Voor verschillende doelgroepen is de leeftijdsgrens inmiddels losgelaten. Alleenstaande gevluchte jongeren krijgen ook na hun achttiende opvang en begeleiding, die vaak uitgevoerd wordt door jeugdhulpaanbieders. Voor jongeren in pleegzorg en in gezinshuizen geldt dat zij inmiddels standaard tot 21 jaar hulp krijgen.

Voor jongeren die toevallig, door een hogere leeftijd of door een gebrek aan pleeggezinnen en gezinshuizen, in een woongroep of begeleid wonen-kamer terechtkomen, geldt dit niet. Zij moeten het na hun 18de verjaardag zelf uitzoeken.

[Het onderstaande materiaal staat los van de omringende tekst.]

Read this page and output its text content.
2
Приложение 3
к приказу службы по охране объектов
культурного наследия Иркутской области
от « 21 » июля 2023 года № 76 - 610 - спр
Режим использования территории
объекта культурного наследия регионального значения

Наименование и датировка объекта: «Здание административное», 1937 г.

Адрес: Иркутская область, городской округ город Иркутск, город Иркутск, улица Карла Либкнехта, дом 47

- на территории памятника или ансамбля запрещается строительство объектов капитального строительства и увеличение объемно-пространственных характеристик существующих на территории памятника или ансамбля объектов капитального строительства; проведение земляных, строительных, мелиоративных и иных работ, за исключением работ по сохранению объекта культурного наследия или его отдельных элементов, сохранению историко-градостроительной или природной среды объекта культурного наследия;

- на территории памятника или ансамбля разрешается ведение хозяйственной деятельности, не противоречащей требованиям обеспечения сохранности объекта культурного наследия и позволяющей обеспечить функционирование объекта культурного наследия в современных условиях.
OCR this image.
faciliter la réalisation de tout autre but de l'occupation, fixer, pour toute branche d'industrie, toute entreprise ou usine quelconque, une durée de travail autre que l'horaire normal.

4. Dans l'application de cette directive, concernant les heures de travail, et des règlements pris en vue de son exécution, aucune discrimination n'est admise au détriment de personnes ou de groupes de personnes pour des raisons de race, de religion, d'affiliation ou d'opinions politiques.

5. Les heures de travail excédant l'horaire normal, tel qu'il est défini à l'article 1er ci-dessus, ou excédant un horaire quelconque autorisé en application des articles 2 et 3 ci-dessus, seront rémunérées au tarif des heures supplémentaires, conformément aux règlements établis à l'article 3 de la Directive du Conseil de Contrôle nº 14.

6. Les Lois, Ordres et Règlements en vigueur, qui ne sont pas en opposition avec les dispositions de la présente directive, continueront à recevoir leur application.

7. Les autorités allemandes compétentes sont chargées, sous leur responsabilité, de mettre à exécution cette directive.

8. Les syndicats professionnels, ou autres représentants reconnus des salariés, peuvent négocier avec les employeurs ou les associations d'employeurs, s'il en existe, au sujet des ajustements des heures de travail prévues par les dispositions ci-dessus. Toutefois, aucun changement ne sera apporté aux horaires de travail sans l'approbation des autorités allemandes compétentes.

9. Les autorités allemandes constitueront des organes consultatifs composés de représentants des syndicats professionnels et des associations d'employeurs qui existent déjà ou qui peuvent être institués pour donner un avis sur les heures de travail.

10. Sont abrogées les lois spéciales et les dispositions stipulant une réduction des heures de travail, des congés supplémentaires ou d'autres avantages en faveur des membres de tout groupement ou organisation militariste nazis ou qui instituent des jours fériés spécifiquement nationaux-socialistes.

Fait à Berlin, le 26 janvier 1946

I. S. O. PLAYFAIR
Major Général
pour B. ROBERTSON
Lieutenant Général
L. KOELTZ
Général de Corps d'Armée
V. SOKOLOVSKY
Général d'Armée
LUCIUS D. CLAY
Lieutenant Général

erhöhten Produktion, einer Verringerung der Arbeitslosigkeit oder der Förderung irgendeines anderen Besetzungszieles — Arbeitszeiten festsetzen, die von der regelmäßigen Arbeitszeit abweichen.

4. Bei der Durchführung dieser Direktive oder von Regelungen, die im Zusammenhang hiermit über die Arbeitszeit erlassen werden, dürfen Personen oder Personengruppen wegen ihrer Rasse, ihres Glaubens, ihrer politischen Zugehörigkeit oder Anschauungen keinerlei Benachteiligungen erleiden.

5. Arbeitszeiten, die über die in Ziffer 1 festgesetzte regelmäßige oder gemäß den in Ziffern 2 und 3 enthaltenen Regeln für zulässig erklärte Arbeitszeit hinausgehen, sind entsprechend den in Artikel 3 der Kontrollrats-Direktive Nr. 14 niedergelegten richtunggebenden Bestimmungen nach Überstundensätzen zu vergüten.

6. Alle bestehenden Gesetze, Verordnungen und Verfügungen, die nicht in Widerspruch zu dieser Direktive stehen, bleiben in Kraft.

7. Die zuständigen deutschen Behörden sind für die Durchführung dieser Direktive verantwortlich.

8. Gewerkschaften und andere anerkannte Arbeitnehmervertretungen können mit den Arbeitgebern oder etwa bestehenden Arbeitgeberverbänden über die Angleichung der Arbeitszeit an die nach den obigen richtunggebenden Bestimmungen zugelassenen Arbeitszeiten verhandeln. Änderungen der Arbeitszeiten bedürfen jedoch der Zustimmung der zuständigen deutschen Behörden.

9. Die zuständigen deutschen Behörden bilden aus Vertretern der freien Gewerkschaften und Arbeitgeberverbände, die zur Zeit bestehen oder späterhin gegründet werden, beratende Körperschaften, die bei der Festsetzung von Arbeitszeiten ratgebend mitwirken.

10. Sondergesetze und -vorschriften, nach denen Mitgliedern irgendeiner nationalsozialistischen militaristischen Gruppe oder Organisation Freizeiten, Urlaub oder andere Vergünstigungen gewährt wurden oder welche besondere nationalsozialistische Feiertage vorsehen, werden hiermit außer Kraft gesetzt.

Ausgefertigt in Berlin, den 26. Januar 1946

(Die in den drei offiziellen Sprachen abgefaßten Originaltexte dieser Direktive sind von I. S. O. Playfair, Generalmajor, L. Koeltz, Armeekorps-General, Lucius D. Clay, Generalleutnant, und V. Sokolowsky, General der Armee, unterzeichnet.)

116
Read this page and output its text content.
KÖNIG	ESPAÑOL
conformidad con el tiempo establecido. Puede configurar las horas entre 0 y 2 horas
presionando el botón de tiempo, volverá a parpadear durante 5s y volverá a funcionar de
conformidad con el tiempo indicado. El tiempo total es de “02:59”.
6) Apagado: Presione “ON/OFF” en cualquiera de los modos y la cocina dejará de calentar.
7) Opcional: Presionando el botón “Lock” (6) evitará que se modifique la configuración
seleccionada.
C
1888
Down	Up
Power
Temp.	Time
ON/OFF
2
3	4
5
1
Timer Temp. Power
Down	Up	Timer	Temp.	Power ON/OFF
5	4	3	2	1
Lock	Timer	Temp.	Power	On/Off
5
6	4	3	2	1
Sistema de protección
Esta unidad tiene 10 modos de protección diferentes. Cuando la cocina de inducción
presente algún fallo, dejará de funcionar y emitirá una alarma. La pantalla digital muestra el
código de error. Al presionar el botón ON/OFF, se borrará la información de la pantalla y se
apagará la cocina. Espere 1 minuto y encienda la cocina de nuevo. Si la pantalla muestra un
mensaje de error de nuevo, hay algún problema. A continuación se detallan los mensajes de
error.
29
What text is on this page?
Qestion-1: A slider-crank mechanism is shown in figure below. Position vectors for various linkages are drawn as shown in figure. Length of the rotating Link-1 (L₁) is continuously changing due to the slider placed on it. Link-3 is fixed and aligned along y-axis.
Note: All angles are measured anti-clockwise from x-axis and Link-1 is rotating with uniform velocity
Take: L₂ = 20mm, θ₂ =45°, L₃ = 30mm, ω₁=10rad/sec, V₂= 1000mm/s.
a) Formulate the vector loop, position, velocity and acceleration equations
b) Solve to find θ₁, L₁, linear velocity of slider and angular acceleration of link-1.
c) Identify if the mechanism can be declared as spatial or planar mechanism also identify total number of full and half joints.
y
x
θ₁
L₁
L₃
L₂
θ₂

Haal als Rijksoverheid de leeftijdsgrens voor jeugdzorg uit de jeugdwet, zodat jongeren zonder vangnet niet op straat komen te staan. Ontwikkel daarnaast als gemeenten concreet beleid waarbij de behoeften van jongeren leidend zijn en niet het wettelijk kader of financiële potje. Combineer daarbij de uitvoering van de Jeugdwet met die van de Wmo. Zo kunnen het kabinet en gemeenten samen voorkomen dat jongeren die 18 jaar worden in de jeugdzorg op straat komen te staan.